ST: Any time you step away from a traditional 9 to 5 environment and try to do something on your own, the challenge is always the same: holding yourself accountable for getting the work done. It’s easy to produce when you have a boss leaning over your desk yelping about deadlines. But when you’re the boss — and the secretary, and the janitor, and everyone else — making sure what needs to get done actually gets done can be tough. I feel pretty good about what we’ve been able to do with the strip, though: despite taking a week off here and there, Gone Zombie has debuted a new strip each week.

CP: That’s no small feat! Why are zombies so fascinating? Do you have any insight why they have become such a central part of pop culture in recent years?

ST: I don’t think there’s any single reason why zombies have really exploded into our collective psyche. I think there are several. Here’s one: despite the ubiquity of cell phones, e-mail accounts and tweets, it seems at times as if we’re a society comprised of people who feel cut off from one another. We walk around in these big crowds, but we’re separated from the guy or gal walking right next to us by our iPhone or Blackberry. In centuries past, your very survival depended on you working alongside your neighbors. Now? Now, our neighbors are inconvenient hassles we occasionally have to deal with.

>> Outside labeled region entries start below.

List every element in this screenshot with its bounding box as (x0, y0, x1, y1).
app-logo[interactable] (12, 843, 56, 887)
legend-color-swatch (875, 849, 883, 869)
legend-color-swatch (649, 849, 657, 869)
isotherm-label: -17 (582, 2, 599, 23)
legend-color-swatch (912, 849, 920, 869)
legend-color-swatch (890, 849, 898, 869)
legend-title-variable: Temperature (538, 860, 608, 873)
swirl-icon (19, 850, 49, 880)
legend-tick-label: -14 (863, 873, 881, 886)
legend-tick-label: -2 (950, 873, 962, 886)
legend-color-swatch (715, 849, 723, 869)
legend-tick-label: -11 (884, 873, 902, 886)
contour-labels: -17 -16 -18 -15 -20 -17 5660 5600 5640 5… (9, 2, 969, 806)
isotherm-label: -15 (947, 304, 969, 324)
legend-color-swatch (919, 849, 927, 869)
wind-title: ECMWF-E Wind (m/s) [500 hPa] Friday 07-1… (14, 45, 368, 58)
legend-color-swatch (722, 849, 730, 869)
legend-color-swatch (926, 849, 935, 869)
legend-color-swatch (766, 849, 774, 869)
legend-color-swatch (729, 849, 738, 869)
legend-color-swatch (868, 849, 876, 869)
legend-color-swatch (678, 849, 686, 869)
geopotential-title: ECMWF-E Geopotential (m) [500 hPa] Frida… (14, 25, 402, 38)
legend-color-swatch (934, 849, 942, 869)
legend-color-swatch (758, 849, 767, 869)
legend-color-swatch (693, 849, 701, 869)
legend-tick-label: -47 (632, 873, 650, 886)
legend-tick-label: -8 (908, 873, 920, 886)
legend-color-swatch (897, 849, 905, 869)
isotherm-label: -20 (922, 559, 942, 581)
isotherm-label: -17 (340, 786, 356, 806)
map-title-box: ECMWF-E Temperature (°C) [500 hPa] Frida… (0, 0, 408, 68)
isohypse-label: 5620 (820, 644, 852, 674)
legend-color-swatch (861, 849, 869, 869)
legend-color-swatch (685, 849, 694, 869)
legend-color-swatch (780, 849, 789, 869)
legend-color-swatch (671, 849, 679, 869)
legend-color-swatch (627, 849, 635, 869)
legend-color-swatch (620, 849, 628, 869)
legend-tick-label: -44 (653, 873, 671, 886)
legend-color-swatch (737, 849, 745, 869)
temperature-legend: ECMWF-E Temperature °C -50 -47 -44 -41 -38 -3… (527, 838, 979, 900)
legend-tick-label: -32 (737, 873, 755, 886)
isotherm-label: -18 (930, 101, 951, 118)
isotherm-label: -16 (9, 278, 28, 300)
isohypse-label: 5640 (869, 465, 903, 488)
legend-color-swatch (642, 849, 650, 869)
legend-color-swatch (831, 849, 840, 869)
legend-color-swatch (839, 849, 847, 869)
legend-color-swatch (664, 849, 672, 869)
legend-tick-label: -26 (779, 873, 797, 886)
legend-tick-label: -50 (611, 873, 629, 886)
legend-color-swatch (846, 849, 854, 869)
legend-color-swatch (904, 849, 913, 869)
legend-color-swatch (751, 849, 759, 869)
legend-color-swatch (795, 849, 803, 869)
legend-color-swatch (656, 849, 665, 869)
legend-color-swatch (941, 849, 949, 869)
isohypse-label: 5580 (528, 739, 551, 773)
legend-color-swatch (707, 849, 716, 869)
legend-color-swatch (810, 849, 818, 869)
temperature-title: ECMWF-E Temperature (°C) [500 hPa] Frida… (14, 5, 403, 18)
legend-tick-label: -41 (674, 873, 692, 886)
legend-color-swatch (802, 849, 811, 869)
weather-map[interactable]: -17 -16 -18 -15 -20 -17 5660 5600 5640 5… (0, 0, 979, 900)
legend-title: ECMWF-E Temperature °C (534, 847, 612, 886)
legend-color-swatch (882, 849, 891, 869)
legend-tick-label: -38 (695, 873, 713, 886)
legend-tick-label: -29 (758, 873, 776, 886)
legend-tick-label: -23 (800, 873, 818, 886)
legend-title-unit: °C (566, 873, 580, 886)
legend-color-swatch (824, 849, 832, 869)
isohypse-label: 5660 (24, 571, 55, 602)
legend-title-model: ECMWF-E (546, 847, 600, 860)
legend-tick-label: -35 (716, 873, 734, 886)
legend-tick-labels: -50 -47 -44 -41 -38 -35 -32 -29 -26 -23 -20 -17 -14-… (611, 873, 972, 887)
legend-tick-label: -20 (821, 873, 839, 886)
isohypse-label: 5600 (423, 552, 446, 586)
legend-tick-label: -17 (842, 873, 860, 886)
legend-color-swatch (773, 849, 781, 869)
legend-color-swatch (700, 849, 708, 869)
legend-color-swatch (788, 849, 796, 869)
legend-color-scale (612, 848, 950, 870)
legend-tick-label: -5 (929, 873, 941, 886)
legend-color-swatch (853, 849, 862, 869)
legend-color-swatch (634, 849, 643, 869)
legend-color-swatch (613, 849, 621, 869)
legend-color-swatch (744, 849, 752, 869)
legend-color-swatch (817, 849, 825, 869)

Remember that self-help book from years back, called, I’m Okay, You’re Okay? If they tried putting something out like that today, it’d be called, I‘m Okay, You’re Not Okay. And if you’re the one normal person surrounded by a bunch of folks who aren’t normal, it’s just one tiny step to turn you into one normal person surrounded by a bunch of zombies.

CP: Interesting insight. There are a number of zombie comics on the web right now. What to you makes Gone Zombie stand out?

ST: I read exactly zero zombie comics, on the Web or in print. For the longest time, I veered from watching any zombie movies I hadn’t already seen. I’m terrified of becoming unduly influenced by anyone else’s work, and so I just steer clear of all of it. For all its critical and commercial success, you’d think I’d be a fan of The Walking Dead, yet I haven’t read a single issue, and I won’t watch the show. It’s a bummer to think about, but I just think I have to do it. When I think about Gone Zombie, I actually don’t think about it as a zombie comic. It’s a comic about a family that finds itself in a pretty rough spot, and how they work out of it. In some ways, the zombies are the least of their problems. Hopefully, the strip stands out because of this emotional element. And lest you think this is a dodge — some writers run from any sort of genre label — please note that the word “zombie” is actually part of the title.

CP: What do we have to look forward to in the coming weeks of the strip?

ST: Carnage and the aforementioned human element. But, yeah, plenty of carnage.